Боже ты мой, какие мрачные мысли!
Странно, странно. Тем более, что хрипы утихли совершенно и кашель не бьет так ужасно, так мучительно, как прошлой ночью. И как-то, словно сговорясь между собою (и лекарь в том числе, да что там – лекарь, и он сам!), все решительно вдруг сошлись на том, что страшная болезнь миновала, что наступило выздоровление…
Тут опять, как вчера, бестелесной тенью, подобно трюку, именуемому в синема н а п л ы в о м, появился и тотчас растаял папочка, не преминув, однако, легким дыханьем повеять насмешливо: «Иш-шь ты, ш-шус-с-стрые какие!»
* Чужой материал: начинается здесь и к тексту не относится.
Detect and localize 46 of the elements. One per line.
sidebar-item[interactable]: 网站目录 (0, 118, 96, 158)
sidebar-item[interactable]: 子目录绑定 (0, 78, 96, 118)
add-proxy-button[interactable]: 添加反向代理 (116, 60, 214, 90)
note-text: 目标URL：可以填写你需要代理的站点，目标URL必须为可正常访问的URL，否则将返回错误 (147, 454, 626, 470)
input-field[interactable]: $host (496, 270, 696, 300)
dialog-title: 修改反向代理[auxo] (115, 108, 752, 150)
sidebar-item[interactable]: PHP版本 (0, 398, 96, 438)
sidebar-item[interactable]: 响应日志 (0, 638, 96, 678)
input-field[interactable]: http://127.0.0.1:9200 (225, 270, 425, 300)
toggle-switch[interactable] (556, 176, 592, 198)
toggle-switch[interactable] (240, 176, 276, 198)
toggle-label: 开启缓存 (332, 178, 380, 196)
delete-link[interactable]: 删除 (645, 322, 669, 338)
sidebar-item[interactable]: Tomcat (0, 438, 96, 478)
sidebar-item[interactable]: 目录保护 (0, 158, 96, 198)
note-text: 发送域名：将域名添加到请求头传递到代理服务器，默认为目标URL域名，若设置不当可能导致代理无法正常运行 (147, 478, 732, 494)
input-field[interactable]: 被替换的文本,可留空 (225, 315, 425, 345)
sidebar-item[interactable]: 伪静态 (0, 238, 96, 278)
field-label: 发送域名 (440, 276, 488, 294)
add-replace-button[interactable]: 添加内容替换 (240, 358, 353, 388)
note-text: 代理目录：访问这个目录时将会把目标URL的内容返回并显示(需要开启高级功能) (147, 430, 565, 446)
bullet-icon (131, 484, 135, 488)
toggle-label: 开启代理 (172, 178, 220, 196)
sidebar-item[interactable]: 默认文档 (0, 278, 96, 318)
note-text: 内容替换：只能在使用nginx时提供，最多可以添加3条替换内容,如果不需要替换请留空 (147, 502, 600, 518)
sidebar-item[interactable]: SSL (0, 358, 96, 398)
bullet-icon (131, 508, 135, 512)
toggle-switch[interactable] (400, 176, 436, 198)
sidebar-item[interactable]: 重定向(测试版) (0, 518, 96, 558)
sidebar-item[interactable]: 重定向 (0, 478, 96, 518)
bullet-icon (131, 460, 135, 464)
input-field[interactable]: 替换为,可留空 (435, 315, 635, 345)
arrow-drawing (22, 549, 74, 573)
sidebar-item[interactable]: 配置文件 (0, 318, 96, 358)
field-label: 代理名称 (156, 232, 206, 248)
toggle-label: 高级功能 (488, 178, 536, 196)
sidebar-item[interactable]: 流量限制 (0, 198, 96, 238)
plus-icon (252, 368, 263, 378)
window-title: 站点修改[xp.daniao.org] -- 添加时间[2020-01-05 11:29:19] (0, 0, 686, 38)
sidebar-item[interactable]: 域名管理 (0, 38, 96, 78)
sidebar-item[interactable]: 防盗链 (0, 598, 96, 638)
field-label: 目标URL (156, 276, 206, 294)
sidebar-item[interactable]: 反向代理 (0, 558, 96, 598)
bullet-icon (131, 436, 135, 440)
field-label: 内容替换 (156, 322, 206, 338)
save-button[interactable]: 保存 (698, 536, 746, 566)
При этих-то именно папочкиных словах, раза два подозрительно мигнув, погасла ничтожная лампочка.
И воцарилась темнота.
Она, против ожидания, оказалась удивительно кстати. Придав мыслям стройность, успокоила, вразумила, помогла выделить главное, существенное. Деликатно отстранив второстепенное, не зачеркнула в то же время, не затушевала его совершенно, но, как и главное, лишь упорядочила, расставила мелкие частности по местам, создав таким образом удобство для мысленного обозрения всей жизни вообще и – что, пожалуй, самое значительное – ее наступающего конца.
Да, что ни говори, а на прожитое приходилось, ох, приходилось оглянуться. И, значит, правдой истинной было бог весть когда и каким умником высказанное утверждение, что «мгновенной мыслью человек перед смертью охватывает»… и так далее, о чем уже упоминалось.
«Мгновенной»… Как бы не так!
Но прежде чем вглядываться в минувшее – два слова о настоящем, о болезни. Она, к сожалению, никуда не ушла, она – в нем. Лишь затаилась до времени, притихла глубоко внутри. Как гадюка, свернулась в клубок и ждет удобного момента, чтобы яростно броситься на жертву и поразить ее.